We take care of our own. Listening to the President speak, listening to all of the different speeches at the DNC these last few days, I am reminded of why I support this party in the first place. I am a liberal, a progressive, a Democrat, because I believe that government can be part of the solutions to our problems. Because I believe that some of the problems we face are best addressed at the federal level, that government is the best solution for issues of health care and can do a great deal of good for the economic situation.
And on these issues and more, President Obama's speech reminded me of why I'm not only going to vote for him in December but also why I'm now putting in my time and effort to volunteer, to ensure that he is re-elected. I can't say whether or not I would have written this last night, immediately after the speech... but it became a moot point, since I was tasked with running the computers and projectors displaying the speech at a watch party in Alexandria. Kept me more than busy enough to ensure I didn't get home until very late. (Doesn't help that I live an hour away from Alexandria...)
I could recap the main points - highlight the idea that a plan that forces seniors to continue to deal with insurance companies is a travesty, point out the need to improve and modernize our infrastructure and education, emphasize the importance of continuing to support veterans. I could even go over the things I didn't like about the speech; listening to it, I was struck (again) by the idea that I'm honestly to the left of the President on a surprising number of things. But in all honesty, that's what watching the speech is for. I can't possibly do better than his own words. (Although if people want to have that discussion, have at it in the comments.)
So all I truly have to offer is the feelings that the President evoked.
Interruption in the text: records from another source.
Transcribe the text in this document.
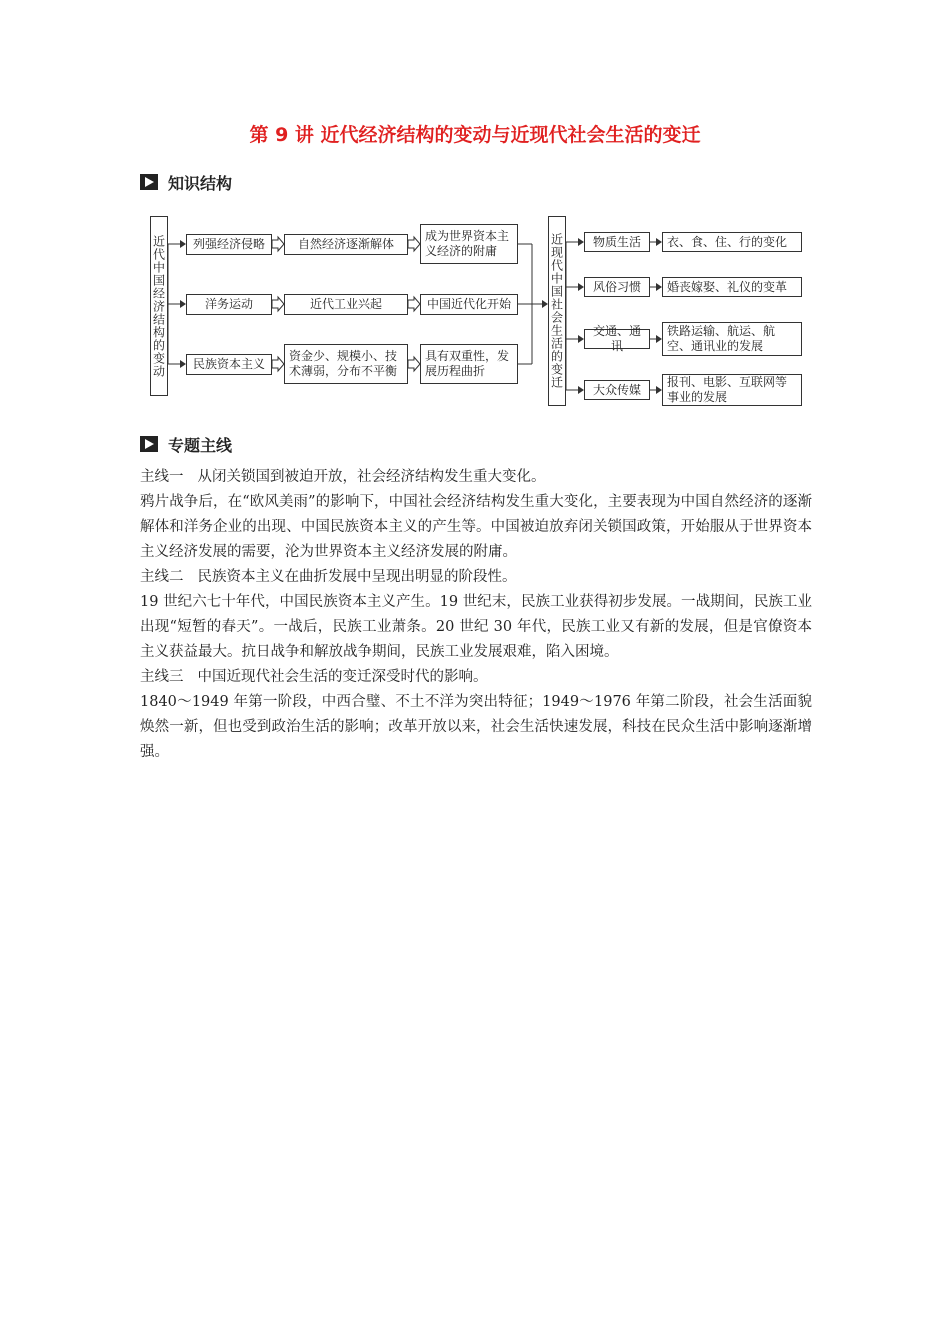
第 9 讲 近代经济结构的变动与近现代社会生活的变迁
知识结构
近代中国经济结构的变动	列强经济侵略
洋务运动
民族资本主义
自然经济逐渐解体
近代工业兴起
资金少、规模小、技术薄弱，分布不平衡
成为世界资本主义经济的附庸
中国近代化开始
具有双重性，发展历程曲折	近现代中国社会生活的变迁	物质生活
风俗习惯
交通、通讯
大众传媒
衣、食、住、行的变化
婚丧嫁娶、礼仪的变革
铁路运输、航运、航空、通讯业的发展
报刊、电影、互联网等事业的发展
专题主线

主线一 从闭关锁国到被迫开放，社会经济结构发生重大变化。

鸦片战争后，在“欧风美雨”的影响下，中国社会经济结构发生重大变化，主要表现为中国自然经济的逐渐解体和洋务企业的出现、中国民族资本主义的产生等。中国被迫放弃闭关锁国政策，开始服从于世界资本主义经济发展的需要，沦为世界资本主义经济发展的附庸。

主线二 民族资本主义在曲折发展中呈现出明显的阶段性。

19 世纪六七十年代，中国民族资本主义产生。19 世纪末，民族工业获得初步发展。一战期间，民族工业出现“短暂的春天”。一战后，民族工业萧条。20 世纪 30 年代，民族工业又有新的发展，但是官僚资本主义获益最大。抗日战争和解放战争期间，民族工业发展艰难，陷入困境。

主线三 中国近现代社会生活的变迁深受时代的影响。

1840～1949 年第一阶段，中西合璧、不土不洋为突出特征；1949～1976 年第二阶段，社会生活面貌焕然一新，但也受到政治生活的影响；改革开放以来，社会生活快速发展，科技在民众生活中影响逐渐增强。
The idea that "we take care of our own", as the song puts it. Or, to quote a song even closer to my heart (well, quote my translation of it, anyway), "those who chase their dreams will shine."
More than anything else, I am going to be voting for President Obama in November because I believe that his is that path. That he is the President under which we will take care of our own. That he is the President under which we will be able to chase our dreams... and not just chase them, but reasonably expect to reach them, with the support from the people and from the government that is part and parcel of living in a place like the United States of America.